This episode's different. I bring on Wright Thompson, a dear friend and great writer. For eight years, I edited Wright's pieces at ESPN the Magazine and we discuss what might be my favorite story of his: His profile of Claudia Williams, Ted Williams' daughter. It's a piece about inter-generational pain and was the most challenging story Wright's ever written. I still think of it as the magazine version of One Hundred Years of Solitude

 

Wright is—and not only according to me—the best sportswriter working today. His non-fiction story collection, The Cost of These Dreams, was a New York Times best-seller. His work appears basically every year in the Best American Sportswriting anthology. He is the executive producer of two television shows, True South and Backstory, both of which air on ESPN. He's also a good dude who makes me laugh every time I talk with him, this episode being no exception.
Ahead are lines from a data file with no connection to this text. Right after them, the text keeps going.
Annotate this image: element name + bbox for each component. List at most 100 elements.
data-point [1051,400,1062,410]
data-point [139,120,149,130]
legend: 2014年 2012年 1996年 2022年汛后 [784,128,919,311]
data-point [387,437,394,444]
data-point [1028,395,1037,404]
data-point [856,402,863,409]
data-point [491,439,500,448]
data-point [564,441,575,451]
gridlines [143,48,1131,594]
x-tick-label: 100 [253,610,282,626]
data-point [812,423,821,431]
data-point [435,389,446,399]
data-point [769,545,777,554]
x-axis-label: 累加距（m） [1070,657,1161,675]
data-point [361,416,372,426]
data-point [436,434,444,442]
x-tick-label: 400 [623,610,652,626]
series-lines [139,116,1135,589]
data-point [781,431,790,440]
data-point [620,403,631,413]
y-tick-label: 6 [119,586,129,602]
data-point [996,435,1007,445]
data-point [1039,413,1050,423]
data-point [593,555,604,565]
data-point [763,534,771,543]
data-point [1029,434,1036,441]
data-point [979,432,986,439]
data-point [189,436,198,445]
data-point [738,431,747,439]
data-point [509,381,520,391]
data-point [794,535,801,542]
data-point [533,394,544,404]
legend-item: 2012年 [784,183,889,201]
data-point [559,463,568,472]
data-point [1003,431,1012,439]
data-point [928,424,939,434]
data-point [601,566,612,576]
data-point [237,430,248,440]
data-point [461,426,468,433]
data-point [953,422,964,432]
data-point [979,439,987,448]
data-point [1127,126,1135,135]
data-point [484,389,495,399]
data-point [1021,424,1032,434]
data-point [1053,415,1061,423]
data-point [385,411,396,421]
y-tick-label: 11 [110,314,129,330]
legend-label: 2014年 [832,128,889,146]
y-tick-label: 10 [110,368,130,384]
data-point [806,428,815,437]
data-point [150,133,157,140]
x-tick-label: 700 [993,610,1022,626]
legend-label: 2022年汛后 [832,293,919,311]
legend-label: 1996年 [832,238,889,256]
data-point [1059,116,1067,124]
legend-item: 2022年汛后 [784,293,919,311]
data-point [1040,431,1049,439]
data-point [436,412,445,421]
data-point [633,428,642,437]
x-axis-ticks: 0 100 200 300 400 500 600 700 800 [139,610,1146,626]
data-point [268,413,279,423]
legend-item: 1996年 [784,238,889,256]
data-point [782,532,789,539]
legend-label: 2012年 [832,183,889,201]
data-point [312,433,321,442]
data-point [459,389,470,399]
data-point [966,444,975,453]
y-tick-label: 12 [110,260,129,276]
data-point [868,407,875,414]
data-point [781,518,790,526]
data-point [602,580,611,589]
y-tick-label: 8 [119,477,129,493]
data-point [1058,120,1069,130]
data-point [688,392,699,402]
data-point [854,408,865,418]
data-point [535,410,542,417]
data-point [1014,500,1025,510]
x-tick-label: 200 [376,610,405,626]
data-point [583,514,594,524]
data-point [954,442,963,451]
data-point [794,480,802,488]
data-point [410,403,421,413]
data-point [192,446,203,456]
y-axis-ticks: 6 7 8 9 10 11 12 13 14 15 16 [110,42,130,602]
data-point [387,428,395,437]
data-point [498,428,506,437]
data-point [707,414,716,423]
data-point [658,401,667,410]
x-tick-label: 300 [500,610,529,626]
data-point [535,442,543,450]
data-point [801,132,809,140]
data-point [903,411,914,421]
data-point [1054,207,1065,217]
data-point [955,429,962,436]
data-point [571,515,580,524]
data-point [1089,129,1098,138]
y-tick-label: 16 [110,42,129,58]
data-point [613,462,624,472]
If you want a fairly representative look at what our writer-editor relationship was like, give the episode a listen.

 

I thought Wright only wanted to do this story because he wanted to slay Richard Ben Cramer, who'd written in the 1980s what everyone considered the greatest piece on Ted Williams. I think Wright's is even better.

 

In the episode Wright and I discuss Ben Bradlee Jr's biography of Ted, as well as Ted's autobiography. I worked in Boston while Bradlee Jr. lived there and, as was the case for Wright, heard how writing on Ted was one of the hardest thing's Bradlee Jr. had ever done—and he'd overseen the Boston Globe's investigation into the Catholic Church's sexual abuse scandal.